When I ran detection on the first motor, I used the following setup parameters:
- Type: Large outrunner
- Power loss changed to 150W from the default 200 (I was scared of frying motor)
- Motor poles: 15 (this is one setting I'm a little confused about. I will explain below)
- Sensorless ERPM left at default of 4000
- Openloop ERPM left at default of 1000
I am unsure if I should run the detection with "power loss" set to 600. My reason for doing so would be that these motors are designed to run at 300W continuous, and I have 2 coupled together. But after seeing that the E-bike hub motor (a similar motor type) is set to only 75W, the warning message has me scared I will fry the motors if I change the setting that high. I don't know the final effect this setting has on the available power output, but I assume that if the detection can't run the motor at its max safe current, the final power output will also be limited. Am I correct in that assumption? Is this setting asking for the power rating of the motors?
The other thing I'm confused about is the number of poles. The reason I'm confused is that elsewhere in VESC tool (I think it was somewhere in the motor settings page), the number of poles that can be selected can only be changed by factors of 2. But in the detection settings, the number of poles can be changed by factors of 1. My motors have 30 magnets... 15 pole pairs. Should I set it to 30, or 15? If it should be set to 30, then VESC tool should be changed to only allow this number to be even, like it is elsewhere in VESC tool.
And what is the effect of changing the "openloop ERPM" and "sensorless ERPM" values on the final motor parameters? Does a higher value change the max ERPM output when detection is complete, or does it just make sure the motor can start spinning synchronously during the detection without sensor feedback?

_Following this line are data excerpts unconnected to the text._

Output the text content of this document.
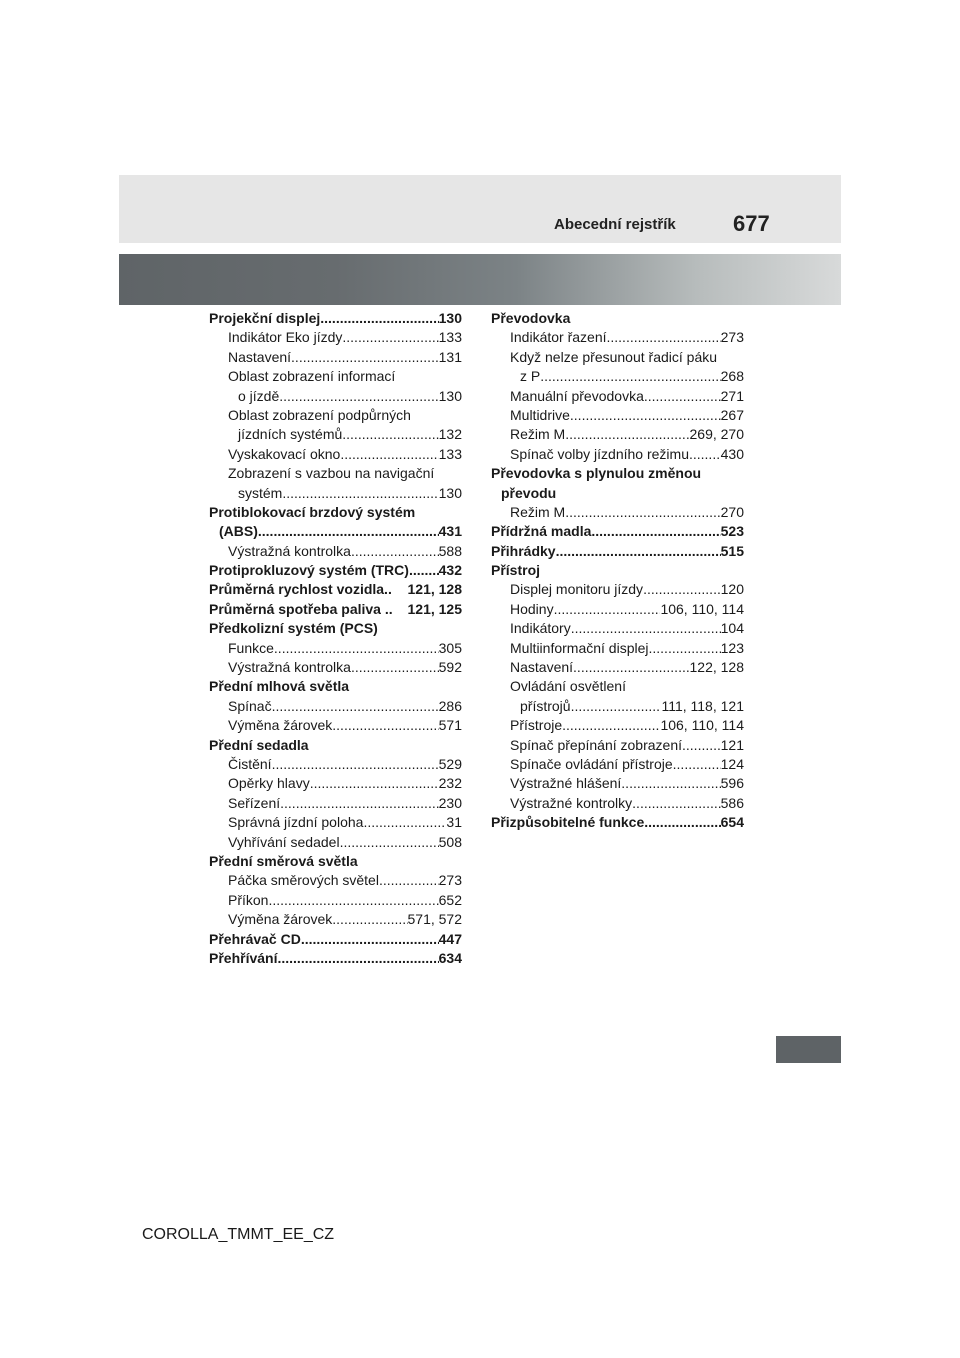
Abecední rejstřík	677
Projekční displej .....	130
Indikátor Eko jízdy .....	133
Nastavení .....	131
Oblast zobrazení informací
o jízdě .....	130
Oblast zobrazení podpůrných
jízdních systémů .....	132
Vyskakovací okno .....	133
Zobrazení s vazbou na navigační
systém .....	130
Protiblokovací brzdový systém
(ABS) .....	431
Výstražná kontrolka .....	588
Protiprokluzový systém (TRC) ..... 432
Průměrná rychlost vozidla.. 121, 128
Průměrná spotřeba paliva .. 121, 125
Předkolizní systém (PCS)
Funkce .....	305
Výstražná kontrolka .....	592
Přední mlhová světla
Spínač .....	286
Výměna žárovek .....	571
Přední sedadla
Čistění .....	529
Opěrky hlavy .....	232
Seřízení .....	230
Správná jízdní poloha .....	31
Vyhřívání sedadel .....	508
Přední směrová světla
Páčka směrových světel .....	273
Příkon .....	652
Výměna žárovek .....	571, 572
Přehrávač CD .....	447
Přehřívání .....	634
Převodovka
Indikátor řazení .....	273
Když nelze přesunout řadicí páku
z P .....	268
Manuální převodovka .....	271
Multidrive .....	267
Režim M .....	269, 270
Spínač volby jízdního režimu ..... 430
Převodovka s plynulou změnou
převodu
Režim M .....	270
Přídržná madla .....	523
Přihrádky .....	515
Přístroj
Displej monitoru jízdy .....	120
Hodiny .....	106, 110, 114
Indikátory .....	104
Multiinformační displej .....	123
Nastavení .....	122, 128
Ovládání osvětlení
přístrojů .....	111, 118, 121
Přístroje .....	106, 110, 114
Spínač přepínání zobrazení .....	121
Spínače ovládání přístroje .....	124
Výstražné hlášení .....	596
Výstražné kontrolky .....	586
Přizpůsobitelné funkce .....	654
COROLLA_TMMT_EE_CZ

These settings are probably easily recognized and set by a person who has taken an electric motor design course, but I have not. I'm not a dummy, but I'm also not an electronics engineer. I'm somewhere in the middle of the competence scale with electronics. Its a hobby, and I have no formal training. But I do have 35 years or so of experience with repairing and using electronics and automation control systems.
I look forward to sharing pictures of this crazy build when it is complete. It will have independent 8cm swing-arm suspension, hopefully reach 68kph and be mostly silent due to the in-wheel direct drive motors. I want it to exceed a stock Bajaboard G4 in speed and power performance although it is being designed for mostly pavement riding (with the suspension for handling jumps off stairs and curbs and stuff).